Жмуркин вынул из кармана тоненькую восковую свечку и небольшую книжечку. Не обращая более на Загорелова ни малейшего внимания, он зажег эту свечу, раскрыл книжку и стал у ног распростертого на тахте тела.
Несколько раз перекрестившись, он стал читать.

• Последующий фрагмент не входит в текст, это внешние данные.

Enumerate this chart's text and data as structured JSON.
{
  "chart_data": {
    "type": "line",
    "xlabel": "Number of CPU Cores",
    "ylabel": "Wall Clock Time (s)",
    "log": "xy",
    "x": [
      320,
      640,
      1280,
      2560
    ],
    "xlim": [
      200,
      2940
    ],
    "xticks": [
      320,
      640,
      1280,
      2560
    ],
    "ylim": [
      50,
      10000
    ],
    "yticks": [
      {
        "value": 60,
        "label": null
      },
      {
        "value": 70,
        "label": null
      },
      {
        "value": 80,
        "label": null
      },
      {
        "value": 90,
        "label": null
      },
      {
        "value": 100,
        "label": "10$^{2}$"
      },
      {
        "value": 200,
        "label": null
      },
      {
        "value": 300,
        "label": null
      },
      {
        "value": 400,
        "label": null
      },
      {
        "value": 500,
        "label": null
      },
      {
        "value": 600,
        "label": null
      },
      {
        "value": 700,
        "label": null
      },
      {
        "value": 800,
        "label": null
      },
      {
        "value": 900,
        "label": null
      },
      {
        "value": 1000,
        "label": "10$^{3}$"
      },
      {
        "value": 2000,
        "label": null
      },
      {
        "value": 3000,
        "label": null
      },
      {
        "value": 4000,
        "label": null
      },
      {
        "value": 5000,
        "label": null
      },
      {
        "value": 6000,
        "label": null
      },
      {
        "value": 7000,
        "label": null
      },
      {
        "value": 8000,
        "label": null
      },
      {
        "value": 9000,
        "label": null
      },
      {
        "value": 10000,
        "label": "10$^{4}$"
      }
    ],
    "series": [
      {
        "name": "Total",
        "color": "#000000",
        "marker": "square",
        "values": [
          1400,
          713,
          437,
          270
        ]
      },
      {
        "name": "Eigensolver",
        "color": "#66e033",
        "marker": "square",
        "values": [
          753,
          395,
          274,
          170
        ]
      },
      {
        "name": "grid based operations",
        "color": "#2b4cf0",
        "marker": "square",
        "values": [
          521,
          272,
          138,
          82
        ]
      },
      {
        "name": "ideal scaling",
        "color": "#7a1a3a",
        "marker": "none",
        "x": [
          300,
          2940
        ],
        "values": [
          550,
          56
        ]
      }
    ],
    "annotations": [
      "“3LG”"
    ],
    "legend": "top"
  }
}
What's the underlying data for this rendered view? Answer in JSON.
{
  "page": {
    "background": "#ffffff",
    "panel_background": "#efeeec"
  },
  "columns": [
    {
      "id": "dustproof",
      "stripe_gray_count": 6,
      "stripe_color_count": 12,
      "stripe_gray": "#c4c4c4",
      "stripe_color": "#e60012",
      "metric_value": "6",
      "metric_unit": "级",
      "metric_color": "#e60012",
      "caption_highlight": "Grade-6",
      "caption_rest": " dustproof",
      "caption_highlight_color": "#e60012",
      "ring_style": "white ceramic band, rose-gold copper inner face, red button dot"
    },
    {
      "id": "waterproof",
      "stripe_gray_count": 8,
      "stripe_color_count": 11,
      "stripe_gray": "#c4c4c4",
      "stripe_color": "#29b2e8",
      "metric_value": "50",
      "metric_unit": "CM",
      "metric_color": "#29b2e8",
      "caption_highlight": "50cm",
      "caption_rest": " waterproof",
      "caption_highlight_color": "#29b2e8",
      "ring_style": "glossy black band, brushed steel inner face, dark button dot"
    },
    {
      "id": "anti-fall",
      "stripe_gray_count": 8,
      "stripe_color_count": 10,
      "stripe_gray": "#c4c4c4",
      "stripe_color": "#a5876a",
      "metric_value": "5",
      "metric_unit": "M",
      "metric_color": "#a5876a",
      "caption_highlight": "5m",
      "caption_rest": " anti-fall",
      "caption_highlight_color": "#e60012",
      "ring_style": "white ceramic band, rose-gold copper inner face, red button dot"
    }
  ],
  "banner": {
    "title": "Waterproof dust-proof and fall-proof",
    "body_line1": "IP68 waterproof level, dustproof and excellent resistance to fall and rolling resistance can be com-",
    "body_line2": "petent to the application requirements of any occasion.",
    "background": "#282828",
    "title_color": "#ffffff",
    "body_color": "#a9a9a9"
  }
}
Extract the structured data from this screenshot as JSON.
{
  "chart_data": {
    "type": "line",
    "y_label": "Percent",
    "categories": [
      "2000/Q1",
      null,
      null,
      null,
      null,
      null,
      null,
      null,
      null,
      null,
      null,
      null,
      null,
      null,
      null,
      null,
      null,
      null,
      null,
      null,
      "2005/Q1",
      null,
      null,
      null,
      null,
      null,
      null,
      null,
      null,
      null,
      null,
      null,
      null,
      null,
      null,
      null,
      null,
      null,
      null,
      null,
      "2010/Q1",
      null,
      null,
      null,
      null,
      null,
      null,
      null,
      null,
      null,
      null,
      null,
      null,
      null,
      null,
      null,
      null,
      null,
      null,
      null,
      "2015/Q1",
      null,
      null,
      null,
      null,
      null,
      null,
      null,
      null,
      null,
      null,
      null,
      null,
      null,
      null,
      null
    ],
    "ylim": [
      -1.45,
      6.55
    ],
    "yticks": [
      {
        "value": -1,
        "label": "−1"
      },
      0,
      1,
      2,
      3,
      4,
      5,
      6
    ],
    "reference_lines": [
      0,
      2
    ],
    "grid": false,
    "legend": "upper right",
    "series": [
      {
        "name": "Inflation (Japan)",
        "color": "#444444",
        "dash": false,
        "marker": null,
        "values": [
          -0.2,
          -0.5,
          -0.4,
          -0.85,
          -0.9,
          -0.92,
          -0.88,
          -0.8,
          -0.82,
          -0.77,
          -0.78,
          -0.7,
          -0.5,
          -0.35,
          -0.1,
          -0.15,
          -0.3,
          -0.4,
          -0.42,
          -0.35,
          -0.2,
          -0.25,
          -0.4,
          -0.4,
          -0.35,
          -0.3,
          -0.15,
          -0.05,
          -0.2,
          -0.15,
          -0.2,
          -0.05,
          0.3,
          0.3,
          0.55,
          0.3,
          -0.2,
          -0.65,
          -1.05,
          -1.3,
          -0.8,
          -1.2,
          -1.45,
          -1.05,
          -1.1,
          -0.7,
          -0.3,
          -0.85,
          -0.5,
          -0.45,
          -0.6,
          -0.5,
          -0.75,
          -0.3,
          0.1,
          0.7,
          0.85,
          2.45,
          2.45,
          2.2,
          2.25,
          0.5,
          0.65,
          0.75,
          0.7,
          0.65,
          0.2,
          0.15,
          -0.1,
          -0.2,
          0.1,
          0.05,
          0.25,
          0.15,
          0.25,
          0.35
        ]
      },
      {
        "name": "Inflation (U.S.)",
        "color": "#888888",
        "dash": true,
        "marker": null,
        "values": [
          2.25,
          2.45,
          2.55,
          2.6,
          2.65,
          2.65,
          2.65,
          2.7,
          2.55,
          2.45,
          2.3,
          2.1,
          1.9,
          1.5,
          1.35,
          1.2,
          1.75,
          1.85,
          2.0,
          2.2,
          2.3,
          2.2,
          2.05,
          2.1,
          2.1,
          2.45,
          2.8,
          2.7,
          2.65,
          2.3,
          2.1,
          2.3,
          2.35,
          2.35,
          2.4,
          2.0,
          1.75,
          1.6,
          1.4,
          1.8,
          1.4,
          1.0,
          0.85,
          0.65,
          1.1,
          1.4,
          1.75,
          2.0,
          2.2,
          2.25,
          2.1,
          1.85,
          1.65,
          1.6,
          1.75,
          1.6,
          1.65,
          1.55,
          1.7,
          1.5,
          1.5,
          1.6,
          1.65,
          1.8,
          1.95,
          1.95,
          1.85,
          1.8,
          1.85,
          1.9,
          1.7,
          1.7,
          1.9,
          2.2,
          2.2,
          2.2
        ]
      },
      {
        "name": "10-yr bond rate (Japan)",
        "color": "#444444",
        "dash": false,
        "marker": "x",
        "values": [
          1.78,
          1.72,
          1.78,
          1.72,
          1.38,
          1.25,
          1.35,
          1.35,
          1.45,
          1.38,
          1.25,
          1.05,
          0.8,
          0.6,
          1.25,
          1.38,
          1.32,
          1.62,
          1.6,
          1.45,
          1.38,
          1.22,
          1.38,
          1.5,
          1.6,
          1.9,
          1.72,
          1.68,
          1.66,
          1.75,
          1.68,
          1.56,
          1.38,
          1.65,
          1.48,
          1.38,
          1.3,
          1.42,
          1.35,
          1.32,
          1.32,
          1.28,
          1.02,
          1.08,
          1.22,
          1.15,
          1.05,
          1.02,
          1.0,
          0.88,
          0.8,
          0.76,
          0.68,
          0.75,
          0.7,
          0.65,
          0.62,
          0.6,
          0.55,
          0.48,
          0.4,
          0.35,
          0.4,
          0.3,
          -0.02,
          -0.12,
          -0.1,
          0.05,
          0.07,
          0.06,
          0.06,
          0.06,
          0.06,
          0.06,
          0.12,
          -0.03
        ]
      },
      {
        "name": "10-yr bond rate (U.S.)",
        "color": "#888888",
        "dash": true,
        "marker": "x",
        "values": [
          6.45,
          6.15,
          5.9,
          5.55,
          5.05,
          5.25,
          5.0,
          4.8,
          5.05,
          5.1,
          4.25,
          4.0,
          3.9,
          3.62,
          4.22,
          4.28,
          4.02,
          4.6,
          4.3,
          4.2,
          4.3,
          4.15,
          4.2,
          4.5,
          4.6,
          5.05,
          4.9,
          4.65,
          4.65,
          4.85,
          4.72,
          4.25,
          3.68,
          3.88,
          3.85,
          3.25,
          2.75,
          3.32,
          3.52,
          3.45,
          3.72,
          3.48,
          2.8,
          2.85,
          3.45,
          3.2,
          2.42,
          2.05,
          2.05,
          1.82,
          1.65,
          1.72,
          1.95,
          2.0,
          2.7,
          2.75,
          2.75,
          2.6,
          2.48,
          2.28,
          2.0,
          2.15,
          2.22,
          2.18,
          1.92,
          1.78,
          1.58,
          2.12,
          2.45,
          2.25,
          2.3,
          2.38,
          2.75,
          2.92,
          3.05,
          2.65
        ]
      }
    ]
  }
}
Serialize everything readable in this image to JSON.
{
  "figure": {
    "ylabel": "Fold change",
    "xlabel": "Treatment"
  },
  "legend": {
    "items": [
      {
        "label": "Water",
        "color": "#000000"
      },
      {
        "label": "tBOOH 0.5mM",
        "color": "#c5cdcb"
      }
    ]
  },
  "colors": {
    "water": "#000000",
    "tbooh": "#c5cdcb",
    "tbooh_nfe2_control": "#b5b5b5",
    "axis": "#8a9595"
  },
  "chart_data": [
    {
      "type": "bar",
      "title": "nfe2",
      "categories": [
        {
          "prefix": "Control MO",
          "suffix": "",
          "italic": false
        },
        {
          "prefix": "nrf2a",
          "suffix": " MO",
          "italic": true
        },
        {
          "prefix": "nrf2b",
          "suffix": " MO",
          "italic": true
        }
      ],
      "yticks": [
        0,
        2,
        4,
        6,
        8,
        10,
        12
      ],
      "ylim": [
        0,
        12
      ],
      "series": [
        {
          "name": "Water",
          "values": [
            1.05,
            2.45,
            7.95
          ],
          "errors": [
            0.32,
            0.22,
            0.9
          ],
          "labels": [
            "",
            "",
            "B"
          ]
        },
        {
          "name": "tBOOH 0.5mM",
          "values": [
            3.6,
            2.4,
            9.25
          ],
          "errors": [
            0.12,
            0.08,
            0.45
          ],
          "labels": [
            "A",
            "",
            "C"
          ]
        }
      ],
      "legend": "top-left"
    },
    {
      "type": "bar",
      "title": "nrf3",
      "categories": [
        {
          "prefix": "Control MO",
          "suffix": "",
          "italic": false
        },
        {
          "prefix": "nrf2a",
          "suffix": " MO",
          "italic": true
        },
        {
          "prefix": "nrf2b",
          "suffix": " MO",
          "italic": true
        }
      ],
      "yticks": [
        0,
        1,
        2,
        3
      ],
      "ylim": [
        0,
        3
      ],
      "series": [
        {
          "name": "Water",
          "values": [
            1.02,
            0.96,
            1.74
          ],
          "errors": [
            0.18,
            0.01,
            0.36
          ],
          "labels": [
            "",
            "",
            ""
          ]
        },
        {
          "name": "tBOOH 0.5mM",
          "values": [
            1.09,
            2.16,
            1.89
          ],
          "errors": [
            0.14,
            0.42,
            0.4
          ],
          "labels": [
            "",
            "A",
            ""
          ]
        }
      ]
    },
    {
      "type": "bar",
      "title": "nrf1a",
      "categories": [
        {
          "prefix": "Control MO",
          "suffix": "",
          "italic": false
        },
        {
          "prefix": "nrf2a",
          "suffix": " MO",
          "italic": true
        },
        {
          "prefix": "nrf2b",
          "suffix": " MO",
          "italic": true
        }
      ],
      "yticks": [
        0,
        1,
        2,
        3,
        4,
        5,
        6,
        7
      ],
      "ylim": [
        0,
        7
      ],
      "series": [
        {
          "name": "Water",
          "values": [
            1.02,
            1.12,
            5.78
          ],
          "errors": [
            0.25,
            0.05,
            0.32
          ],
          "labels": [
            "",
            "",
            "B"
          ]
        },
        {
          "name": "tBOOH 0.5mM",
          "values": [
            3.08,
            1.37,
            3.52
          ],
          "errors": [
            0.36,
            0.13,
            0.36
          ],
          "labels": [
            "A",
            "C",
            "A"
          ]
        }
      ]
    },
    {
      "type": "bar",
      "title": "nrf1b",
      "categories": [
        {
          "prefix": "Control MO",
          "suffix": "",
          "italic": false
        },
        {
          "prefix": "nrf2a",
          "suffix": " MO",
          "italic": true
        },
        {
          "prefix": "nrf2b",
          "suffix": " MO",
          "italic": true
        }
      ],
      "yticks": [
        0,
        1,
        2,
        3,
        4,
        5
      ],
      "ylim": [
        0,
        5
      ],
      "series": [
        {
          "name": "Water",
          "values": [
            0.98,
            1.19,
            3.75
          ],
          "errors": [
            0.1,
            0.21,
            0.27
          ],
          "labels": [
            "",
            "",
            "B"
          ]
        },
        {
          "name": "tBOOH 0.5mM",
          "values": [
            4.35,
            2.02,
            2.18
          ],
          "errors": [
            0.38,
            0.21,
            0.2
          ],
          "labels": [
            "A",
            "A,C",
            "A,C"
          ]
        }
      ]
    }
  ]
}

«Да обрящется рука твоя всем врагом твоим, десница твоя да обрящет вся ненавидящия тебя», — читал он монотонно, придерживая в руке свечу и книгу.
— Послушай! — вдруг спросил Загорелов. — Какая такая вещь запечатывает меня в конверт, по твоему выражению? Глаза Загорелова были сухи и блестящи, его вид казался встревоженным. Очевидно, он был крайне утомлен.
— Поезжайте к становому! — огрызнулся на него Жмуркии брезгливо и с неудовольствием. — Сколько раз вы заставите просить себя?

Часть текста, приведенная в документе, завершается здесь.